A Post- or Super-Nationality in the European Union
On 26 May 2014 elections for the European Parliament took place, and Europe was shocked by the success of right-wing parties supporting their states' secession from the European Union (EU). The most successful party of that ilk was Britain’s UK Independence Party (UKIP), closely followed by France’s National Front, led by Marine le Pen. Can the effect of such an outcome be estimated? Can Britain’s future in the EU be differentiated from that of France?
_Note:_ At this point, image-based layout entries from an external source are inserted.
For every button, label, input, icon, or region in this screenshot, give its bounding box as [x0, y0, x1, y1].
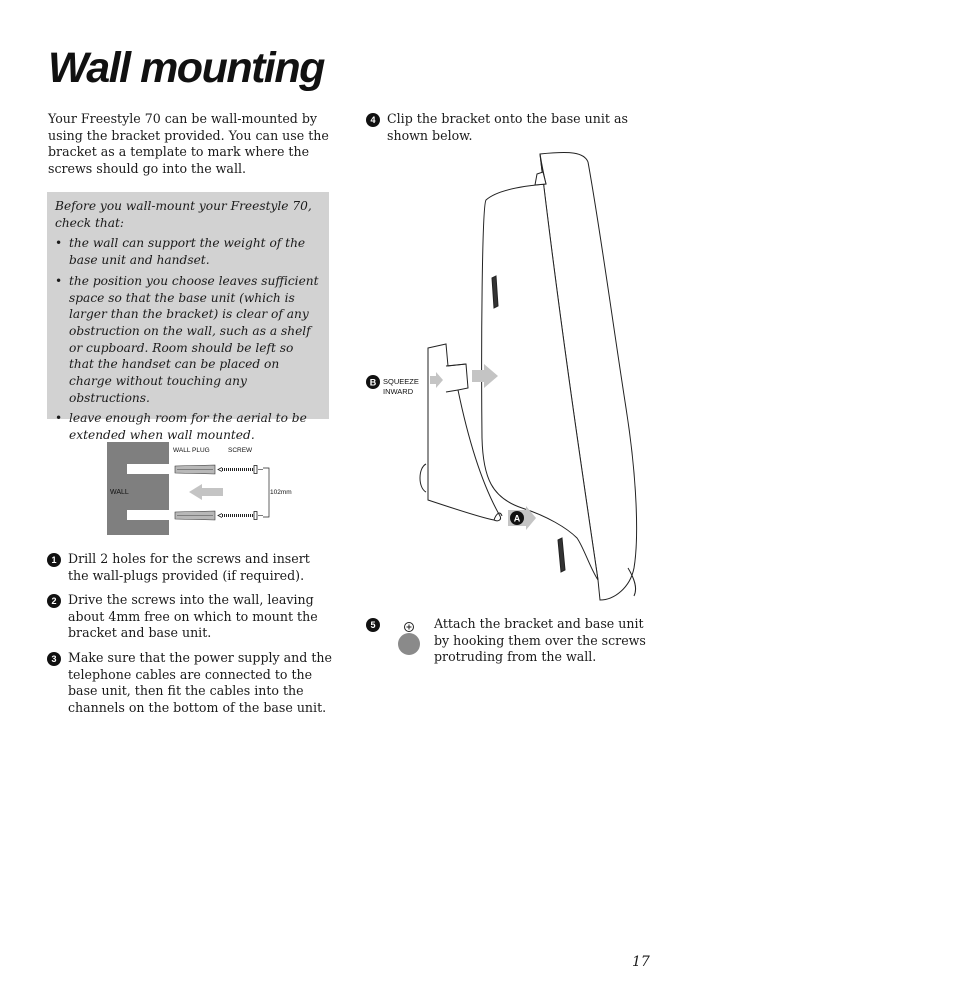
inward-label: INWARD [383, 387, 414, 396]
note-list [55, 235, 321, 443]
step-number-badge: 2 [47, 594, 61, 608]
wall-label: WALL [110, 489, 129, 496]
screw-label: SCREW [228, 447, 253, 454]
screw-icon [218, 466, 263, 474]
wall-plug-icon [175, 511, 215, 520]
steps-list [47, 551, 332, 724]
step-number-badge: 1 [47, 553, 61, 567]
squeeze-label: SQUEEZE [383, 377, 419, 386]
marker-b-label: B [369, 377, 377, 388]
step-item [47, 592, 332, 642]
screw-icon [218, 512, 263, 520]
note-item: • the wall can support the weight of the base unit and handset. [55, 235, 321, 268]
step-text: Make sure that the power supply and the telephone cables are connected to the base unit, then fit the cables into the channels on the bottom of the base unit. [68, 649, 332, 715]
note-item: • the position you choose leaves sufficient space so that the base unit (which is larger than the bracket) is clear of any obstruction on the wall, such as a shelf or cupboard. Room should be left so that the handset can be placed on charge without touching any obstructions. [55, 273, 321, 407]
marker-a-label: A [513, 513, 521, 524]
step-item [47, 650, 332, 716]
bracket-clip-diagram [362, 148, 652, 610]
wall-plug-label: WALL PLUG [173, 447, 210, 454]
page-title: Wall mounting [48, 44, 324, 92]
arrow-left-icon [189, 484, 223, 500]
step-number-badge: 3 [47, 652, 61, 666]
wall-hole-bottom [127, 510, 169, 520]
dimension-bracket [263, 468, 269, 517]
step-text: Drill 2 holes for the screws and insert the wall-plugs provided (if required). [68, 551, 310, 583]
page-number: 17 [632, 954, 650, 970]
wall-plug-icon [175, 465, 215, 474]
wall-hole-top [127, 464, 169, 474]
note-item: • leave enough room for the aerial to be extended when wall mounted. [55, 410, 321, 443]
note-box [47, 192, 329, 443]
intro-paragraph: Your Freestyle 70 can be wall-mounted by using the bracket provided. You can use the bracket as a template to mark where the screws should go into the wall. [48, 111, 329, 176]
note-lead: Before you wall-mount your Freestyle 70, check that: [55, 199, 312, 230]
distance-label: 102mm [270, 489, 292, 496]
step-item [366, 111, 672, 144]
step-text: Drive the screws into the wall, leaving about 4mm free on which to mount the bracket and base unit. [68, 592, 318, 641]
step-text: Attach the bracket and base unit by hooking them over the screws protruding from the wall. [434, 616, 646, 665]
step-number-badge: 5 [366, 618, 380, 632]
step-number-badge: 4 [366, 113, 380, 127]
wall-screw-icon [397, 622, 421, 656]
step-item [47, 551, 332, 584]
wall-plug-diagram [105, 440, 295, 538]
step-text: Clip the bracket onto the base unit as shown below. [387, 111, 628, 143]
And - more comprehensively - can the future of the EU itself be predicted?
The purpose of this series is to find the true level of national identity within the European Union, probing whether a given state-nationality will prevail, whether that nationality is sufficiently stable and, if not, whether a consolidation process, forming a single Pan-European nationality, exists, which can replace the state-nationality system.
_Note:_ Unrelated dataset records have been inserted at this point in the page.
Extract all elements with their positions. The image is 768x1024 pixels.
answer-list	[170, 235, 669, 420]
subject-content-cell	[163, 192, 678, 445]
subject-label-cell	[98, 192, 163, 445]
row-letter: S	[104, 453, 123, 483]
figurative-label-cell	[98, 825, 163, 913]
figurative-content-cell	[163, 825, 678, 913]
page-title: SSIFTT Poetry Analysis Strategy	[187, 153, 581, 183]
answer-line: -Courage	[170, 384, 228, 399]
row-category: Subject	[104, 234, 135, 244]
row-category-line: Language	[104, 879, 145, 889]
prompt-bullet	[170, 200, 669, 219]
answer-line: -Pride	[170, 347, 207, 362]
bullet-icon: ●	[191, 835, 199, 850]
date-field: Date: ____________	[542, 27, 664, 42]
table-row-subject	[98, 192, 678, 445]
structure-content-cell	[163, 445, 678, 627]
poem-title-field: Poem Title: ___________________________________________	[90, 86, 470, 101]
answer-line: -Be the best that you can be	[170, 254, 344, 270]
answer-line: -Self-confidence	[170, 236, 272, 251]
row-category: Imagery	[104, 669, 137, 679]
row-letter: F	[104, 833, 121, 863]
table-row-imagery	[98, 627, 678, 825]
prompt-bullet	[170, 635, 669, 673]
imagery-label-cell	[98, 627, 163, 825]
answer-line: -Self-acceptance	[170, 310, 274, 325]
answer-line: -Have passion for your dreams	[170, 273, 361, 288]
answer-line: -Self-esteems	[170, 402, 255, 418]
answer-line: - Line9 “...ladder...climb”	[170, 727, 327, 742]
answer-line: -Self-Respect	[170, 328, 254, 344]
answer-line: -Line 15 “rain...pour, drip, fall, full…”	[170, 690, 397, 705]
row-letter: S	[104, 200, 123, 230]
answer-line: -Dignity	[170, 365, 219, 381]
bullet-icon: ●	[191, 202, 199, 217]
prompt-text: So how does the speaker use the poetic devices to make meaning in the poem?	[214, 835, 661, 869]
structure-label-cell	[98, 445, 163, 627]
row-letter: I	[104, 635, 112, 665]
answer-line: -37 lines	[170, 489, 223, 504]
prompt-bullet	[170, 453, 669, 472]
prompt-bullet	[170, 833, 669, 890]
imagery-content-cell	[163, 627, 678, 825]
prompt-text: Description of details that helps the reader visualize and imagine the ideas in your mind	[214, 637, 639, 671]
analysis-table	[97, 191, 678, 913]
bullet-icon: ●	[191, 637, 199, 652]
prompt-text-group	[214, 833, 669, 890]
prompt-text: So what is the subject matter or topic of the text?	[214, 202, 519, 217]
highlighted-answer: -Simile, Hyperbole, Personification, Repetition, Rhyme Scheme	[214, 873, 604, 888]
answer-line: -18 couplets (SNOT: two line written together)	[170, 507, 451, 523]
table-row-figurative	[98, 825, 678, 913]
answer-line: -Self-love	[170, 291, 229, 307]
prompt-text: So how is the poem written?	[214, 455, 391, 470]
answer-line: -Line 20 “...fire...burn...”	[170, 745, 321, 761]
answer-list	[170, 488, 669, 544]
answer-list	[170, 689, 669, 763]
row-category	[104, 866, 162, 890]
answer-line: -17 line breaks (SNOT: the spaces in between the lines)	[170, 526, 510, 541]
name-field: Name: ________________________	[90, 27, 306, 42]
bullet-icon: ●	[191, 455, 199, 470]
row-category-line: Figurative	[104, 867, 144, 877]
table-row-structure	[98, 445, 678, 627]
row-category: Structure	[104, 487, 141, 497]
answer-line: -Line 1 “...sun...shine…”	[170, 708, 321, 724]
This series clarifies the role that each European group might play within the EU, if at all. Hence, the series explains and foresees why UKIP seriously intends to fulfill its promise to extract Britain from the EU, while France’s National Front settles for just declaring an intention to leave the EU. The series also explains why the German chancellor’s dominant role in furthering the consolidation of the EU is foreseen to continue in the future. The series explains why only the British value their national identity more than their European identity, and, correspondingly, why they and their empire single-handedly withstood the massive German attack at the onset of World War II. It also delineates why France’s national commitment vanished as millions of French fled the German forces, along with most of the French army, and why did France capitulate within three weeks of the Belgian surrender.
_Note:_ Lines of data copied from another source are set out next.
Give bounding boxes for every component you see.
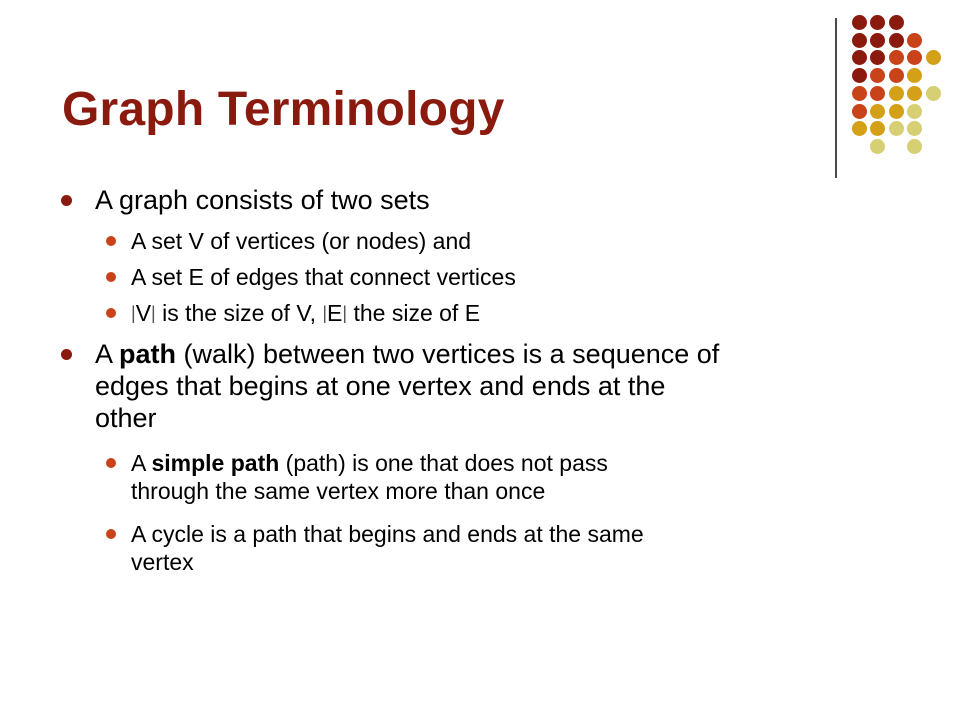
bullet-text: |V| is the size of V, |E| the size of E — [131, 300, 481, 326]
bullet-marker — [106, 272, 116, 282]
bullet-text-line: A path (walk) between two vertices is a sequence of — [95, 339, 720, 369]
pipe-symbol: | — [322, 303, 328, 323]
bullet-marker — [106, 236, 116, 246]
bullet-marker — [106, 458, 116, 468]
bullet-marker — [61, 349, 72, 360]
bullet-text-line: A simple path (path) is one that does not pass — [131, 450, 608, 476]
bullet-marker — [106, 529, 116, 539]
bullet-marker — [61, 195, 72, 206]
bullet-text: A graph consists of two sets — [95, 185, 430, 215]
bullet-marker — [106, 308, 116, 318]
bullet-text-line: vertex — [131, 549, 194, 575]
slide-title: Graph Terminology — [62, 83, 505, 136]
bullet-text-line: A cycle is a path that begins and ends at the same — [131, 521, 644, 547]
bullet-text: A set V of vertices (or nodes) and — [131, 228, 472, 254]
bullet-text-line: through the same vertex more than once — [131, 478, 546, 504]
pipe-symbol: | — [342, 303, 348, 323]
pipe-symbol: | — [151, 303, 156, 323]
bullet-text: A set E of edges that connect vertices — [131, 264, 516, 290]
bullet-text-line: other — [95, 403, 157, 433]
bullet-text-line: edges that begins at one vertex and ends at the — [95, 371, 666, 401]
pipe-symbol: | — [131, 303, 136, 323]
This ten volume series, about ten European groups – the German, the French, the Spanish, the Italian, the British, the Dutch, the Polish, the Hungarian, the Bulgarian and the Swedish – provides the reader with a fresh outlook on each of these groups, and consequently may shed light on the European Union and its future political and sociological prospects, as it deals with typical behavioral patterns within each group, how those patterns have been created, and in what way and to what extent history shaped that group to be unique.
Each of those groups experienced foundational events that have affected its motives – motives that may influence the future of the European Union. The series ties those groups’ specific histories with the overall course of European history during the last 1,500 years. It specifies which motives the various groups have engendered in the course of their histories, and explains how those motives may be expected to affect the future of the European Union.
One of the arguments put forward by this series is that the two “World Wars” were, in reality, one European civil war, albeit in conjunction with relatively-marginal events outside of Europe. Thus, like other civil wars, it served as an economic catalyst for Europe and helped to shape a new Pan-European national identity.